Eastern Spadefoot Toad

The temperature: 60 F. Partly cloudy. Slight breeze. Time: About 10:30 am. I am positive we interrupted this toad couple in amplexus, but oh well, the male gets to hang with several females over the spring mating season. Besides the position of the male, we can also tell him apart from the female because he is larger.

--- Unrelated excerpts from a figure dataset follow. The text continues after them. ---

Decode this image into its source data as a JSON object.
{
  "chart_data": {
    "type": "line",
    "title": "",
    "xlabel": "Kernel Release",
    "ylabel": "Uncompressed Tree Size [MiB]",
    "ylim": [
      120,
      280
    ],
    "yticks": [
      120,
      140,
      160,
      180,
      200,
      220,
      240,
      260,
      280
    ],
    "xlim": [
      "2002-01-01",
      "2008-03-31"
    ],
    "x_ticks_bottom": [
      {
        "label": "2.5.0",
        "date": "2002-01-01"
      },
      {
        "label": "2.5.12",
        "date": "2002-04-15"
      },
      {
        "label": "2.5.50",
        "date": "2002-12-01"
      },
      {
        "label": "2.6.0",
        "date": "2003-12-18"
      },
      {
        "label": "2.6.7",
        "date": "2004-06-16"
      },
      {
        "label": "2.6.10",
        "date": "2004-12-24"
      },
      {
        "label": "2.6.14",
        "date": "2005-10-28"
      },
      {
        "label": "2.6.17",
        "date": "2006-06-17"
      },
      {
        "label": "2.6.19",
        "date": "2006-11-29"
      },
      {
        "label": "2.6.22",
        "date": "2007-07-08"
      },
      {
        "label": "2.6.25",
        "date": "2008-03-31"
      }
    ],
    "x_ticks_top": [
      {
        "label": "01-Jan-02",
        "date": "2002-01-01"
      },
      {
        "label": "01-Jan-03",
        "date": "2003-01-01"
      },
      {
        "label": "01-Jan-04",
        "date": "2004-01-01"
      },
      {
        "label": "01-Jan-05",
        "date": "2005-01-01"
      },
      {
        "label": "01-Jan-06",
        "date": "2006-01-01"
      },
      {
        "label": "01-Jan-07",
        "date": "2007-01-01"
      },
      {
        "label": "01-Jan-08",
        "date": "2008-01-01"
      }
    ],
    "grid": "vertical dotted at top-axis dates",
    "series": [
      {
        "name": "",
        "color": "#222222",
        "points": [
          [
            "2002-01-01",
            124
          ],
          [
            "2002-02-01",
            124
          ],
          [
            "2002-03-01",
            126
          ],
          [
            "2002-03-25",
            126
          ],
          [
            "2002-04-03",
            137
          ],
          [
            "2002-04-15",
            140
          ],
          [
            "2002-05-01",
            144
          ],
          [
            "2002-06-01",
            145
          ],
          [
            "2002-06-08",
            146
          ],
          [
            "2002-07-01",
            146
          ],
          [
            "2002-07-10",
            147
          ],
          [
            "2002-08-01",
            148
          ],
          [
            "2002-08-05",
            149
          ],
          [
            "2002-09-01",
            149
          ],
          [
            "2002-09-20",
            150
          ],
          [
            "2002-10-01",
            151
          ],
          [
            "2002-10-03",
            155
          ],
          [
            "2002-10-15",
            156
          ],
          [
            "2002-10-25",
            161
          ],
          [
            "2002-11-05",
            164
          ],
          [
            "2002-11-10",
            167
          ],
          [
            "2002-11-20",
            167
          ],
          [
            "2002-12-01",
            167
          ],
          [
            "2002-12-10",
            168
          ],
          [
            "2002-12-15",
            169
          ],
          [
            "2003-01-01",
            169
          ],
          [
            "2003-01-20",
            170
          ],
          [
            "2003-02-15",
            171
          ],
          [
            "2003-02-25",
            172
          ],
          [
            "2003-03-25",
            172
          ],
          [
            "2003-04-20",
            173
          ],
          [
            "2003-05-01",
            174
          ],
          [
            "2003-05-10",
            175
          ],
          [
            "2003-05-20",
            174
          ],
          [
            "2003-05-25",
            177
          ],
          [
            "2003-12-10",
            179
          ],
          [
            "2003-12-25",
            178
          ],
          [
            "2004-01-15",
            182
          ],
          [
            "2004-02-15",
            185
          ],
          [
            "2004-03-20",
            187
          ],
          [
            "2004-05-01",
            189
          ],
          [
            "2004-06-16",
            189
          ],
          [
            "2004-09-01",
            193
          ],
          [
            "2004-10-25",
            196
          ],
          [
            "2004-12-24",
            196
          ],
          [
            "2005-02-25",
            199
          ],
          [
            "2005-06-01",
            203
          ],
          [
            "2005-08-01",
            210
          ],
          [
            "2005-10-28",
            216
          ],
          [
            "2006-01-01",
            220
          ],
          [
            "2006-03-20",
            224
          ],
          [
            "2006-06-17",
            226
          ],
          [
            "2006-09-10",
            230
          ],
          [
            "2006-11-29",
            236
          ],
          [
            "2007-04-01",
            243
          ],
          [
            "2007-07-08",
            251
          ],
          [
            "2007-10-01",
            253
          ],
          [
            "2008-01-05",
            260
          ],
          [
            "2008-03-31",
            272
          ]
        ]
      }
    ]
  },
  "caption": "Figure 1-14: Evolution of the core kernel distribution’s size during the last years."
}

We found a whole bunch of these Spadefoots (Scaphiopus holbrookii) in a swamp across from the entrance of the Meeman Biological station in Shelby Forest State Park. Though this is a nocturnal animal, we still were able to find some in the water outside of their holes. The water was not very deep and it was full of aquatic vegetation, which is perfect for the female to lay strings of around 200 eggs in. Unlike true toads these eggs do not have a gelatinous capsule around them. They must hatch and the tadpoles metamorphose into adults before the temporary water hole they are in dries up. Hatching can take place in a few days and metamorphosis will take place in varying times depending on the available resources, intraspecific and interspecific competition, how fast the pond is drying up, and level of predation. As tadpoles, they eat the vegetation they were laid in. As toadlets and mature adults, they like to eat insects and worms as one might expect for an Anuran (frogs and toads). The eyes are really cool, though another way to tell a toad is a spadefoot is suggested by that name: they have a fingernail-like spade on each hind limb for digging their daytime burrows. The toads in this picture are on the dark side of the spectrum, while other individuals, perhaps in different areas, would be lighter with a more distinct gold stripe going back from each eye. Finally, for a toad, the skin is relatively smooth, though still with warts characteristic of all toads.